Droogte
Als je afgelopen zomer om je heen hebt gekeken, kun je het eigenlijk niet gemist hebben: verdroogd gras, dorre bomen en verdacht lekker weer. Het lijkt in de koude, natte wintermaanden misschien een vage herinnering aan betere tijden, maar de droogte is volgens het KNMI pas eind december echt opgehouden. Dat wil zeggen dat er de hele herfst lang niet genoeg regen is gevallen om het tekort van de zomer in te halen, en we 2018 afsluiten met een neerslagtekort van bijna 250 millimeter.
Dat zit zo: in Nederland valt er normaal ongeveer 800 millimeter regen per jaar, dus gemiddeld zo’n 67 millimeter per maand. In normale jaren valt er in de lente- en zomermaanden (gelukkig) minder dan die 67 millimeter, maar dat tekort wordt vrijwel altijd in de nazomer- en herfstmaanden ingehaald, waardoor het jaartotaal toch weer rond de 800 uitkomt. Afgelopen zomer is er alleen de hele zomer lang zó weinig regen gevallen dat er in de herfst bijna twee keer zo veel regen had moeten vallen als normaal om het gebrek op te vangen.
Helaas (of gelukkig, afhankelijk van hoe je het bekijkt) is het ook in de herfst heerlijk weer geweest: eind oktober was het nog 25 graden. Het gigantische neerslagtekort van de zomer is dus bij lange na niet gecompenseerd, en dat was te zien: nog tot begin december stond het water in de grachten en vijvers merkbaar laag en stonden sloten vaak zelfs helemaal leeg.

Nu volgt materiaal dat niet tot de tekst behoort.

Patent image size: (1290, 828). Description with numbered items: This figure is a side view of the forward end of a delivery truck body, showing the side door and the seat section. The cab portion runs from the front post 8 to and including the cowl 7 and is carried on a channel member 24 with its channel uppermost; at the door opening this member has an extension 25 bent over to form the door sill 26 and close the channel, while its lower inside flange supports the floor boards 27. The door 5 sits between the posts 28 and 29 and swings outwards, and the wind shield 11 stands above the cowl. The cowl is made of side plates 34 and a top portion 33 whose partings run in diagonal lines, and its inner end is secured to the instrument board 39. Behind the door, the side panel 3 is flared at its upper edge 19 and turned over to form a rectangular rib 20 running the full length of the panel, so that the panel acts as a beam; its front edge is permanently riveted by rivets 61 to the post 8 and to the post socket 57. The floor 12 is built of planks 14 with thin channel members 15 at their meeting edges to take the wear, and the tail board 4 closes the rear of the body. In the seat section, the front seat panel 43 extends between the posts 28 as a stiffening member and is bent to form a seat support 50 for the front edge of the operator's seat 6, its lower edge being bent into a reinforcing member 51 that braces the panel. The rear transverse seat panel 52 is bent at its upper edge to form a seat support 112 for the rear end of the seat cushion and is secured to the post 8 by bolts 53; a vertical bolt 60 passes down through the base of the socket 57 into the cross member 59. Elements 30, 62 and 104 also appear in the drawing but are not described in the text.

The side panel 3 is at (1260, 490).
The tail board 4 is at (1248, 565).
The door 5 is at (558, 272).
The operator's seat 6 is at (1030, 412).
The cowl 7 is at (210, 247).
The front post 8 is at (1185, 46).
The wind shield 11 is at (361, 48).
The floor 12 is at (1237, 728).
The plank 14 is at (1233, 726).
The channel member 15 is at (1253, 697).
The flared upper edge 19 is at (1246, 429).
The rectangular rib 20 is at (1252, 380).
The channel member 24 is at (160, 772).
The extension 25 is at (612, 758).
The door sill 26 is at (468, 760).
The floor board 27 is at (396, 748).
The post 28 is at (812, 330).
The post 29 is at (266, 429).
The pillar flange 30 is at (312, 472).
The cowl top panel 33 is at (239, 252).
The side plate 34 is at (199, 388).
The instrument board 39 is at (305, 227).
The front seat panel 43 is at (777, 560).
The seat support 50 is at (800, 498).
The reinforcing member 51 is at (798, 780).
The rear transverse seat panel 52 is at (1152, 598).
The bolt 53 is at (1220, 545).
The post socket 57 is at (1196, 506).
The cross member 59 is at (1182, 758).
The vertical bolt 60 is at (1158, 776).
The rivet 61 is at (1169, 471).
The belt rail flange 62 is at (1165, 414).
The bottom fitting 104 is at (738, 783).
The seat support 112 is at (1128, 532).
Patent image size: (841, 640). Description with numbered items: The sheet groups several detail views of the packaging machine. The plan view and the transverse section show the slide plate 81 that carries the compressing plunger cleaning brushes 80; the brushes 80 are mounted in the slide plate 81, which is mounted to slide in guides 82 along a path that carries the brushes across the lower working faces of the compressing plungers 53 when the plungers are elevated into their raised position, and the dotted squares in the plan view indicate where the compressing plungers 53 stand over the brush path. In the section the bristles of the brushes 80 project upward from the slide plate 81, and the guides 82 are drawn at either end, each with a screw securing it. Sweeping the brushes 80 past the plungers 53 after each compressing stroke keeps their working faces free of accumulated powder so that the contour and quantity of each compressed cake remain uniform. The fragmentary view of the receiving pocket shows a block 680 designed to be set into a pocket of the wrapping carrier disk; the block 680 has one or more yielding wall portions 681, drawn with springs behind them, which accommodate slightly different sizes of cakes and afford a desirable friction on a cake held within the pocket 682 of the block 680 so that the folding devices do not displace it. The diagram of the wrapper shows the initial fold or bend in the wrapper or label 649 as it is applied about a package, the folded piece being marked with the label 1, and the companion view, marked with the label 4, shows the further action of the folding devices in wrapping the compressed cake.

Inmiddels ziet de wereld er op het eerste gezicht weer normaal uit, maar onder het oppervlak is niets minder waar. Omdat we 2018 afsluiten met een ernstig neerslagtekort, gaat dat tekort over naar 2019. We beginnen het jaar dus al in het rood, zeg maar. Het belangrijkste gevolg van het tekort is het lage grondwaterpeil. Het grondwater is een belangrijke buffer om schommelingen in de hoeveelheid neerslag te dempen; als de boel niet hersteld wordt kunnen we dus de komende droge periode minder goed opvangen.
Hieraan kunnen een boel gevolgen hangen. Natuurlijk dreigt er in de landbouw een groeiend risico op oogsten die mislukken, maar ook in de stad zelf zijn er meer gevolgen dan alleen wat verdroogd gras. Een lage waterstand zorgt voor een verhoogd risico op blauwalg en botulisme op plekken zoals de Hoornseplas. De vochtige klei waarop het gebied ten noorden van de binnenstad gebouwd is, kan uitdrogen en inklinken waardoor gebouwen kunnen verzakken. Uiteindelijk kan de gemeente zelfs besluiten het water te rantsoeneren om te zorgen dat er genoeg water overblijft.
Voordat we zover zijn, is er wel meer nodig dan één droge zomer. Alles duidt er echter op dat dit soort extreme weersomstandigheden in de toekomst vaker gaan voorkomen. Door de opwarming van de aarde zal het steeds vaker gebeuren dat hogedrukgebieden uit Zuid-Europa zich naar het noorden uitbreiden en ook in Groningen lange, droge zomers met zich meenemen. Serieuze maatregelen zijn dus nodig om te zorgen dat we in de toekomst zulke watertekorten nog steeds kunnen blijven opvangen. Misschien wordt het toch tijd om wat dankbaarder te zijn voor het natte Groningse weer, nu het er nog is.